But Wright warned local publishers could be losing out, citing a conversation he had with his “opposite number” at one of the UK’s biggest regional publishers which has made deals with both Google and Facebook.

He said the company “had to take them because they’re so short of money but they’re certainly not going to save their company from the possibility of eventual collapse and in any case, they only run across about 15-20% of their bigger titles.

“Facebook and Google aren’t interested in doing deals that cover weekly newspapers.”

UK Online Safety Bill

The hearing also discussed proposals from the Department for Digital, Culture, Media and Sport for an Online Safety Bill introducing requirements for online platforms to tackle harmful content, both of a legal and illegal nature.

DCMS has promised “robust protections for journalistic content” but Wright said a complete exemption for news content was needed or it could be caught up in platforms taking a sweeping approach to taking down material using algorithms.

“The legislation has to include a complete exemption for trusted journalism backed by penalties if it’s breached,” Wright said.

“The only way that the platforms are going to be able to discharge their duty of care is by using their algorithms. There are very large problems surrounding algorithms.

“One of them is they are very ineffective blunt instruments, they largely work off keywords. The second is they are used by the platforms to further their own commercial purposes and even we suspect sometimes their political purposes, and it won’t be a matter I suspect of content being challenged after it’s been published otherwise the whole purpose of online harms has been subverted. In order to avoid the draconian penalties they face the platforms will set their algorithms to prevent content from being published.”

Wright added that news content has a “very short” shelf life meaning that the appeals process is “no good” in this scenario.

He also said “what possible explanation could there be for platforms restricting” content that is free to read elsewhere online, as news publishers’ own websites are out of scope of the legislation.
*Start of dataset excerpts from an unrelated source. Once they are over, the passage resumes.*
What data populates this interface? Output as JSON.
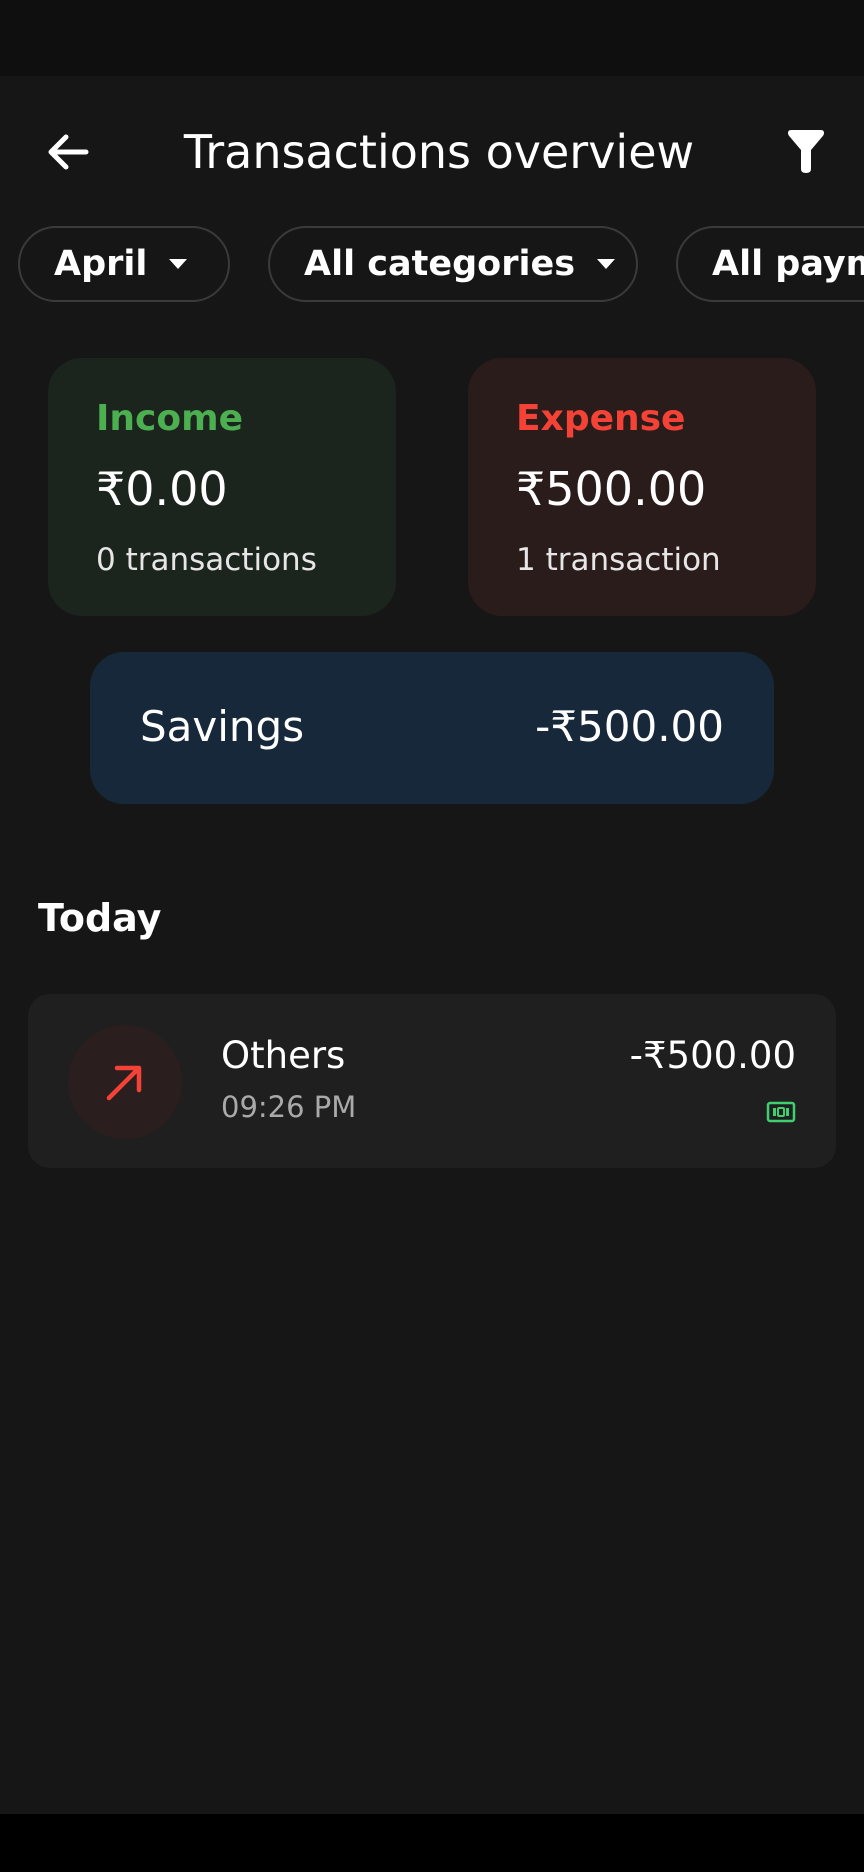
{
  "header": {
    "title": "Transactions overview"
  },
  "filters": [
    {
      "label": "April"
    },
    {
      "label": "All categories"
    },
    {
      "label": "All paym"
    }
  ],
  "income": {
    "label": "Income",
    "amount": "₹0.00",
    "count": "0 transactions",
    "color": "#4caf50"
  },
  "expense": {
    "label": "Expense",
    "amount": "₹500.00",
    "count": "1 transaction",
    "color": "#f44336"
  },
  "savings": {
    "label": "Savings",
    "amount": "-₹500.00"
  },
  "section": {
    "title": "Today"
  },
  "transactions": [
    {
      "category": "Others",
      "time": "09:26 PM",
      "amount": "-₹500.00",
      "direction_icon": "arrow-up-right-icon",
      "payment_icon": "cash-icon"
    }
  ]
}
The Guardian’s Rogerson went less far, saying: “Where journalism is from trusted news sources, and that would be defined in legislation in some way, I think we think there should be a presumption that where that journalism is distributed through search and social platforms, the presumption is that the platforms won’t be in the position where they will be determining whether that piece of journalism should be taken down.”

He added that if platforms were notified of a breach concerning a piece of journalistic content or user comments connected to a piece of journalism there should be a process in place to notify the publication in question and “clear and transparent” processes for them to appeal any decision by the platform.